Once you establish materials in space, power plants in space, robots in space, it is a lot easier to move things further out.

The end game to me is having separation between heavy materials in space and on earth and only transporting the lightest and most valuable between the two. (humans/gold/diamonds) etc.



With current launch costs everything in LEO is worth about as much as gold per LB ~5-10k vs 20k. Thus in the short term mining water taking it to LEO and splitting it into Oxygen and Hydrogen for fuel tanks is probably a lot more profitable than shipping Gold / Platinum back to earth.

PS: An ION drive tug boats to move stuff from LEO to geosynchronous orbit is IMO the most needed infrastructure to make space cheaper.

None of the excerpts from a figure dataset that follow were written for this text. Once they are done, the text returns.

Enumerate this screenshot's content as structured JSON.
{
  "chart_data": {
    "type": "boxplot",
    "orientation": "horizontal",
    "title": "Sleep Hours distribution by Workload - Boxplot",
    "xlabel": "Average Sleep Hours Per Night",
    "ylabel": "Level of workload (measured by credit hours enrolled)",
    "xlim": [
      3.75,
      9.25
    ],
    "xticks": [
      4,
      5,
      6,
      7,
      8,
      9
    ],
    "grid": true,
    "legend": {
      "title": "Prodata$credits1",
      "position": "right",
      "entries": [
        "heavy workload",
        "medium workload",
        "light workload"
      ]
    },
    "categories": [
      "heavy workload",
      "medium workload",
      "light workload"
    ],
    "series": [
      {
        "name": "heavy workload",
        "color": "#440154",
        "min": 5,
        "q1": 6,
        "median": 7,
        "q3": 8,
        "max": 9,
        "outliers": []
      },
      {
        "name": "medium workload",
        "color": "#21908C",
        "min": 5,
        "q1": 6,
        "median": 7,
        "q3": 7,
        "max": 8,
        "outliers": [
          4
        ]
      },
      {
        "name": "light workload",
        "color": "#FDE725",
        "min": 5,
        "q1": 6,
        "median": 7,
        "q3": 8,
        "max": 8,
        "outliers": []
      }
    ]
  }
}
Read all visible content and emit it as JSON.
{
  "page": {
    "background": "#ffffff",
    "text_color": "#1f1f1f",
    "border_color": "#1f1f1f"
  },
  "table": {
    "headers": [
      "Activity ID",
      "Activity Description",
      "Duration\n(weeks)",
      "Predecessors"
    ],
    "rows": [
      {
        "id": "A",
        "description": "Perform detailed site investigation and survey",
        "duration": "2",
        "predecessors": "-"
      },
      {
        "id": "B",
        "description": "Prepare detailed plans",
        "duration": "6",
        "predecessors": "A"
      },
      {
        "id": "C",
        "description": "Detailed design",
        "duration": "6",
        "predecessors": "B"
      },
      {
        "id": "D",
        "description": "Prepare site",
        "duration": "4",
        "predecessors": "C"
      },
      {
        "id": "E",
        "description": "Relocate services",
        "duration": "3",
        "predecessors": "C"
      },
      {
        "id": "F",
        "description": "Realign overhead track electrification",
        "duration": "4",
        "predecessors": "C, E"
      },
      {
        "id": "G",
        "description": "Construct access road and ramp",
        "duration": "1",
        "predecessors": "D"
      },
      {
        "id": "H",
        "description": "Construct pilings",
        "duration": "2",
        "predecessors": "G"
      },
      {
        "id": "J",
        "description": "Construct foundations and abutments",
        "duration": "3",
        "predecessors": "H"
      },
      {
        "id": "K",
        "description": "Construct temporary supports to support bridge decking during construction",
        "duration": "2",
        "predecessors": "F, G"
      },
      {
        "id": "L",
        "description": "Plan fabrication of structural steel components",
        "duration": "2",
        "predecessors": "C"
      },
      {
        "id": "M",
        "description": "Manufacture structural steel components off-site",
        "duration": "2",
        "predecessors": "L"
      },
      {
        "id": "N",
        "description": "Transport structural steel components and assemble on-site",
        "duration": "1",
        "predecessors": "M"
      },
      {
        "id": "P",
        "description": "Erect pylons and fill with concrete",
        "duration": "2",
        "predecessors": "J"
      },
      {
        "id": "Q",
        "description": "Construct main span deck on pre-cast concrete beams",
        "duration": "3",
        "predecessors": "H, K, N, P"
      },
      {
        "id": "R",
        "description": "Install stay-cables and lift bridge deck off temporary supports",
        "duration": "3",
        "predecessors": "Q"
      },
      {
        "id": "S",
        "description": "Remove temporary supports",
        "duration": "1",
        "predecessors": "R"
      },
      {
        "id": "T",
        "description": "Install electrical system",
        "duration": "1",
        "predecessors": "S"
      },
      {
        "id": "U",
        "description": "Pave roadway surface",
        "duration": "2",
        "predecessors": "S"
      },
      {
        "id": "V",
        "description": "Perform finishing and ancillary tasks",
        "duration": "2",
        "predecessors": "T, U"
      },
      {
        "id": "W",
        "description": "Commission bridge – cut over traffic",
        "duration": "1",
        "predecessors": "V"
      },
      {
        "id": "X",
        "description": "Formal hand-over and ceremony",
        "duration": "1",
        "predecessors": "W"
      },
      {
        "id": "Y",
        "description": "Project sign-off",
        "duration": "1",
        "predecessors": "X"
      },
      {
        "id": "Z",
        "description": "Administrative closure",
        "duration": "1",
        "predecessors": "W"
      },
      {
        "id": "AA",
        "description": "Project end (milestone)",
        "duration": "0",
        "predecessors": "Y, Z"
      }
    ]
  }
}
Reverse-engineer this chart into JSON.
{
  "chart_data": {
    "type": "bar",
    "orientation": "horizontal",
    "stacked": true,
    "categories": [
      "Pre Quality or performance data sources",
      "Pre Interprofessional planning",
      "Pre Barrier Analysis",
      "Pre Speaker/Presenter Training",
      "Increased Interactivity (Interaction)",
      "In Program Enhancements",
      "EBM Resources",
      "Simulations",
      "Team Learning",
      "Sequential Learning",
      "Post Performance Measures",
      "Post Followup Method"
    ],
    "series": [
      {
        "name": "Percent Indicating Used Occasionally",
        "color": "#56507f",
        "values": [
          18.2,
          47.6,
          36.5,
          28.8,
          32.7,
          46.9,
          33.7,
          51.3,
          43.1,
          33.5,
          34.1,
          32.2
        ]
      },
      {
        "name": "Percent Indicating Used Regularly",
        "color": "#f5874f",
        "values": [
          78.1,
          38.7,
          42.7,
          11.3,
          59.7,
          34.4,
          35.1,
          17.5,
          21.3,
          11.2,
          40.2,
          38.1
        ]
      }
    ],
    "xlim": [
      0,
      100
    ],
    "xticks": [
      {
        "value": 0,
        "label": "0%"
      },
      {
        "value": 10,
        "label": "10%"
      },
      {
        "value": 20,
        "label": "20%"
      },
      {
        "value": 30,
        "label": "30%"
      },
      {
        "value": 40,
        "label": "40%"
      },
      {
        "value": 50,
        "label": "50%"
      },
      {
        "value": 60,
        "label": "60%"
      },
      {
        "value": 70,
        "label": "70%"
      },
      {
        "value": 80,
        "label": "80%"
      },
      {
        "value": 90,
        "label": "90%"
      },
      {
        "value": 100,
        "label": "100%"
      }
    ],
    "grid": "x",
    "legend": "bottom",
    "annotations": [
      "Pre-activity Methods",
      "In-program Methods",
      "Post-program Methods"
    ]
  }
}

My point is that it is likely they will mine for other metals and materials overtime. As long as you can amass materials in space and keep it in geosynchronous orbit you can wait until future people get to space and can build spacecraft with them.

To your point, water may be the best thing to mine but I wouldn't invest my time there specifically. I would get whatever material I could as easily as possible since I would not know what future missions/propulsion systems would be.

Further, if you found an abundance of something with even a low energy/weight ratio or no known way to use it for energy it is entirely possible that someone on earth will figure it out, buy it from you and use it to travel.

The cool thing is that whatever you get could be traded on some type of commodities/futures market with delivery in space which means you could theoretically sell it right after you mine it even if no one takes control or uses the material for 20 years.

While the author assumes they will mine asteroids, I think it is just as likely they will build something to pick up and consolidate space junk. That will probably be the most profitable venture and has the dual property that it will prevent damage to other vehicles once pulled from orbit.


Storage on long time frames would mean more expensive, long-term bets for the companies responsible? I'd assume that they'd already be gambling in the early stages setting this stuff up and looking for a pay-off within a reasonable time frame.


I'm not sure if it would cost much to store or not. They might be able to use carbon fiber boxes (built in space) and get it in to high orbit. Satellites can stay up there for a long time with limited/no additional expense.